Report: Millennials will have Similar Pensions to Current Retirees
Data shows retirement prospects for today’s workers not are ‘not the disaster’ other reports suggest.
Contrary to multiple reports painting a bleak retirement picture for millennials, British think tank Resolution Foundation has released a report that says those entering the workforce today will have a similar retirement to current retirees.
The report found that at retirement age, individual pension incomes for millennial men, who were born in the 1980s and retiring in the 2050s, will on average be at similar levels to incomes for younger baby boomer men born between 1955 and 1965, who will begin retiring in the 2020s, when expressed in constant earnings terms.
“Overall, future pensioners look set to experience similar levels of earnings replacement adequacy to recent retirees,” said the report. “Across earnings distributions, projected replacement rates for the younger baby boomers through to the millennials are certainly not the disaster that public perceptions would suggest.”
Earlier this year, the International Monetary Fund (IMF) urged millennials to prepare for “pension shock.” The IMF said young workers in advanced economies won’t be able to rely on pension funds like their parents or grandparents have, and will have to work longer and save more than previous generations. The IMF said the so-called millennial generation needs to take action now to make sure they will have enough money to make it through a retirement that could last as long as 30 years.

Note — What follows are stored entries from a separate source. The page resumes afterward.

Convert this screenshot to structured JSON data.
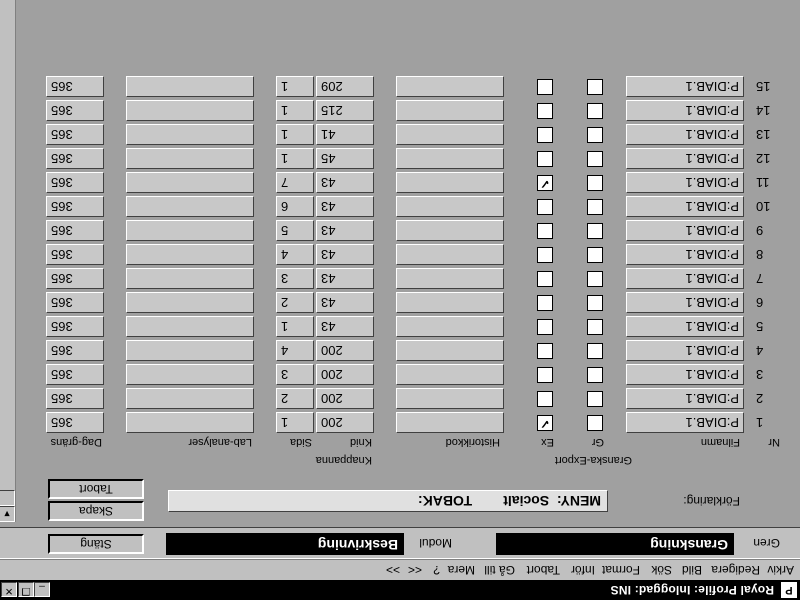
{
  "window": {
    "title": "Royal Profile: Inloggad: INS",
    "icon_glyph": "P",
    "minimize_glyph": "_",
    "restore_glyph": "❐",
    "close_glyph": "✕"
  },
  "menu": [
    "Arkiv",
    "Redigera",
    "Bild",
    "Sök",
    "Format",
    "Inför",
    "Tabort",
    "Gå till",
    "Mera",
    "?",
    "<<",
    ">>"
  ],
  "top_panel": {
    "gren_label": "Gren",
    "gren_value": "Granskning",
    "modul_label": "Modul",
    "modul_value": "Beskrivning"
  },
  "buttons": {
    "stang": "Stäng",
    "skapa": "Skapa",
    "tabort": "Tabort"
  },
  "description": {
    "label": "Förklaring:",
    "value": "MENY:  Socialt        TOBAK:"
  },
  "headers": {
    "nr": "Nr",
    "filnamn": "Filnamn",
    "gr": "Gr",
    "ex": "Ex",
    "granska_export": "Granska-Export",
    "historikkod": "Historikkod",
    "knid": "Knid",
    "sida": "Sida",
    "knappanna": "Knappanna",
    "lab_analyser": "Lab-analyser",
    "dag_grans": "Dag-gräns"
  },
  "rows": [
    {
      "nr": "1",
      "filnamn": "P:DIAB.1",
      "gr": false,
      "ex": true,
      "historik": "",
      "knid": "200",
      "sida": "1",
      "lab": "",
      "dag": "365"
    },
    {
      "nr": "2",
      "filnamn": "P:DIAB.1",
      "gr": false,
      "ex": false,
      "historik": "",
      "knid": "200",
      "sida": "2",
      "lab": "",
      "dag": "365"
    },
    {
      "nr": "3",
      "filnamn": "P:DIAB.1",
      "gr": false,
      "ex": false,
      "historik": "",
      "knid": "200",
      "sida": "3",
      "lab": "",
      "dag": "365"
    },
    {
      "nr": "4",
      "filnamn": "P:DIAB.1",
      "gr": false,
      "ex": false,
      "historik": "",
      "knid": "200",
      "sida": "4",
      "lab": "",
      "dag": "365"
    },
    {
      "nr": "5",
      "filnamn": "P:DIAB.1",
      "gr": false,
      "ex": false,
      "historik": "",
      "knid": "43",
      "sida": "1",
      "lab": "",
      "dag": "365"
    },
    {
      "nr": "6",
      "filnamn": "P:DIAB.1",
      "gr": false,
      "ex": false,
      "historik": "",
      "knid": "43",
      "sida": "2",
      "lab": "",
      "dag": "365"
    },
    {
      "nr": "7",
      "filnamn": "P:DIAB.1",
      "gr": false,
      "ex": false,
      "historik": "",
      "knid": "43",
      "sida": "3",
      "lab": "",
      "dag": "365"
    },
    {
      "nr": "8",
      "filnamn": "P:DIAB.1",
      "gr": false,
      "ex": false,
      "historik": "",
      "knid": "43",
      "sida": "4",
      "lab": "",
      "dag": "365"
    },
    {
      "nr": "9",
      "filnamn": "P:DIAB.1",
      "gr": false,
      "ex": false,
      "historik": "",
      "knid": "43",
      "sida": "5",
      "lab": "",
      "dag": "365"
    },
    {
      "nr": "10",
      "filnamn": "P:DIAB.1",
      "gr": false,
      "ex": false,
      "historik": "",
      "knid": "43",
      "sida": "6",
      "lab": "",
      "dag": "365"
    },
    {
      "nr": "11",
      "filnamn": "P:DIAB.1",
      "gr": false,
      "ex": true,
      "historik": "",
      "knid": "43",
      "sida": "7",
      "lab": "",
      "dag": "365"
    },
    {
      "nr": "12",
      "filnamn": "P:DIAB.1",
      "gr": false,
      "ex": false,
      "historik": "",
      "knid": "45",
      "sida": "1",
      "lab": "",
      "dag": "365"
    },
    {
      "nr": "13",
      "filnamn": "P:DIAB.1",
      "gr": false,
      "ex": false,
      "historik": "",
      "knid": "41",
      "sida": "1",
      "lab": "",
      "dag": "365"
    },
    {
      "nr": "14",
      "filnamn": "P:DIAB.1",
      "gr": false,
      "ex": false,
      "historik": "",
      "knid": "215",
      "sida": "1",
      "lab": "",
      "dag": "365"
    },
    {
      "nr": "15",
      "filnamn": "P:DIAB.1",
      "gr": false,
      "ex": false,
      "historik": "",
      "knid": "209",
      "sida": "1",
      "lab": "",
      "dag": "365"
    }
  ],
  "check_glyph": "✓",
  "scroll": {
    "up": "▲",
    "down": "▼"
  },
  "colors": {
    "background": "#a0a0a0",
    "panel": "#c0c0c0",
    "titlebar": "#000000"
  }
}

And a report released this summer from market research company YouGov said that only about half as many millennials in the UK have a pension as do Generation Xers (born between 1966 and 1980) and baby boomers. It also said that 44% of 18- to 34-year-olds say they have no pension provision, compared to 22% of 35- to 54-year-olds, and 20% of those older than 55.
While the Resolution Foundation report paints a more optimistic picture for millennials than other reports, it doesn’t gloss over the challenges facing future retirees. It said that earnings replacement rates—the measure that the Pensions Commission established to benchmark retirement income adequacy—have fallen short of the target for all but the lowest earners.
According to the report, approximately 77% of adults retiring during this century have had replacement rates below the adequacy benchmark for their level of earnings. It said projected replacement rates for the younger baby boomers through to the millennials remain “far from the adequacy benchmarks that the Pensions Commission set in its sights.”
The report also found that constant-earnings terms pension incomes dip by around £25 ($33.40) a week for men in the younger half of Generation Xers who will be retiring in the mid-2040s. It also said that following a modest improvement in individual pension incomes for baby boomers retiring in the 2020s, incomes among women are projected to remain flat for Generation X and millennials.
“Consistent with our findings for current pensioners,” said the report, “we expect around one-fifth of new retirees to continue to enter retirement with an income below the level of the individual pensioner minimum income standard.”
The minimum income standard defines how much income people need to reach a minimum socially acceptable standard of living in the UK.
“Over the full duration of retirement, we expect a greater share of pensioners to fall below the individual pensioner minimum income standard,” said the report. “That’s because pension income—a mix of state and private pensions—increases by less than earnings each year.”